Because the slope and wall height varied, the resulting shear demand in each pile varied widely. It was necessary to mobilize the resistance in all the piles effectively, not just the front row of piles. In some areas, it was more effective to have piles in front of the wall, with a pile cap assisting with load transfer between the piles. In other areas, it was more efficient to have the piles below the MSE wall and an aggregate load transfer platform between the pile and the wall. (In some areas, due to space constraints and the heavy load demand, the latter approach was the only option.)
The winning bid for the CFA pile stabilization system totaled about $3.6 million. Costs for drilled shaft alternatives were about $4.7 million, so the CFA represented about $1.1 million in construction cost savings to the federal government.

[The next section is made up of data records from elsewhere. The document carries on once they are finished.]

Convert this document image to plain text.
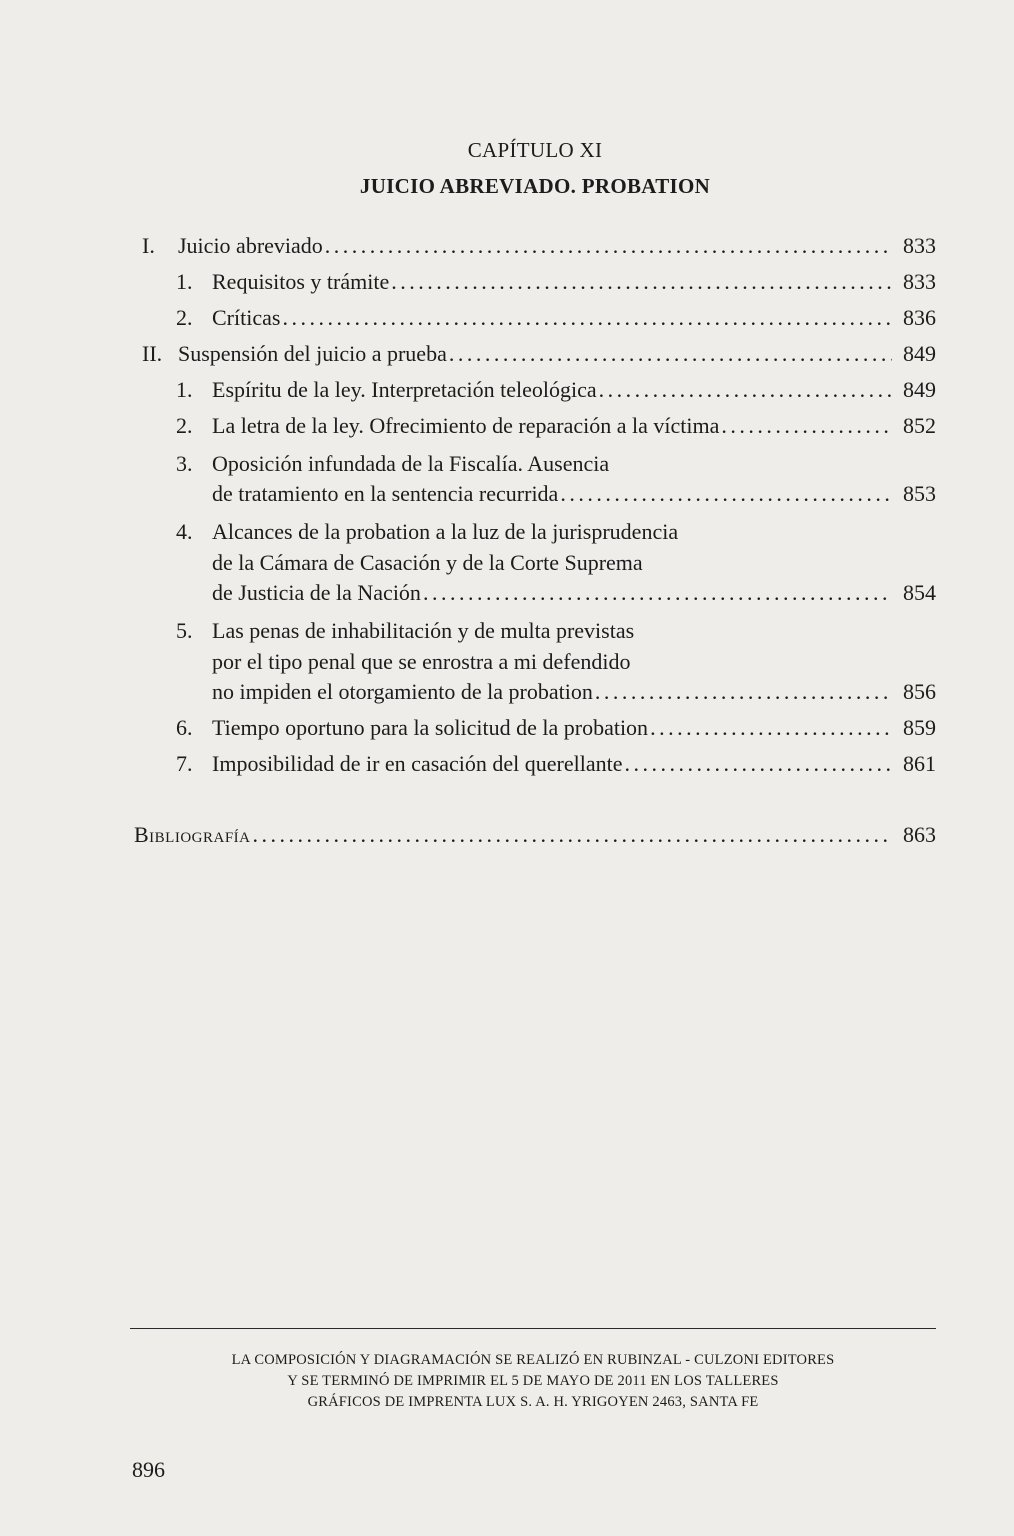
CAPÍTULO XI
JUICIO ABREVIADO. PROBATION
I.	Juicio abreviado . . .	833
1. Requisitos y trámite . . .	833
2. Críticas . . .	836
II. Suspensión del juicio a prueba . . .	849
1. Espíritu de la ley. Interpretación teleológica . . .	849
2. La letra de la ley. Ofrecimiento de reparación a la víctima . . .	852
3. Oposición infundada de la Fiscalía. Ausencia
de tratamiento en la sentencia recurrida . . .	853
4. Alcances de la probation a la luz de la jurisprudencia
de la Cámara de Casación y de la Corte Suprema
de Justicia de la Nación . . .	854
5. Las penas de inhabilitación y de multa previstas
por el tipo penal que se enrostra a mi defendido
no impiden el otorgamiento de la probation . . .	856
6. Tiempo oportuno para la solicitud de la probation . . .	859
7. Imposibilidad de ir en casación del querellante . . .	861
Bibliografía . . .	863
LA COMPOSICIÓN Y DIAGRAMACIÓN SE REALIZÓ EN RUBINZAL - CULZONI EDITORES
Y SE TERMINÓ DE IMPRIMIR EL 5 DE MAYO DE 2011 EN LOS TALLERES
GRÁFICOS DE IMPRENTA LUX S. A. H. YRIGOYEN 2463, SANTA FE
896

The Execution: A Specialized Construction Approach
CFA piles are typically installed through soft soils with partial depth reinforcing cages. To our knowledge, no one has installed CFA piles in such hard material, so deep, with full length cages anywhere in the US. There were some doubts if it could be done – which is why the drilled shaft alternative was developed.
Prior to construction, several contractors expressed concerns over the ability to auger through such hard clay (N values greater than 100) and wet-stick full-length cages. During construction, we found that the drill rigs were able to drill through the clay without an issue. However, some issues with the grout were encountered, as the grout would “pack” and densify, causing wet-sticking on the cages near the bottom of the shaft.
Through onsite observation and testing, we determined that grout pressures were spiking to much higher pressures than were expected. Our investigation concluded that this was due to the hard clay not expanding under pressure and preventing the grout from escaping past the augers. In our case, we did not need grout pressure to provide expansion of the surrounding clay. This is typically done to achieve greater side friction axial capacity, no axial capacity was needed for the stabilization piles. Through the use of specific grout additives and by limiting the grout pump pressures, the contractor was able to eliminate this occurrence and successfully install the piles.
There were also several cases of “communication” between a pile being grouted and a recently grouted pile about 6 diameters away. We realized that this was caused by the high grout pressures and the presence of existing fractures in the clay that allowed the grout to travel between the piles. Reducing the grout pump pressure also eliminated this problem.
Because the loading demand was shear and not axial, load testing could not be performed to evaluate the effectiveness of the piles. This made construction quality control absolutely critical. We provided observation and testing services during installation that allowed us to detect issues quickly and resolve them in the field. Integrity testing was performed on the piles using thermal integrity profiling, which was very effective. Testing and observation indicated all piles were successfully installed with sufficient cover and grout uniformity. The hard clay helped with maintaining hole stability with minimal bulging or necking, helping to avoid issues with concrete cover over the cages, or grout washout from groundwater intrusion.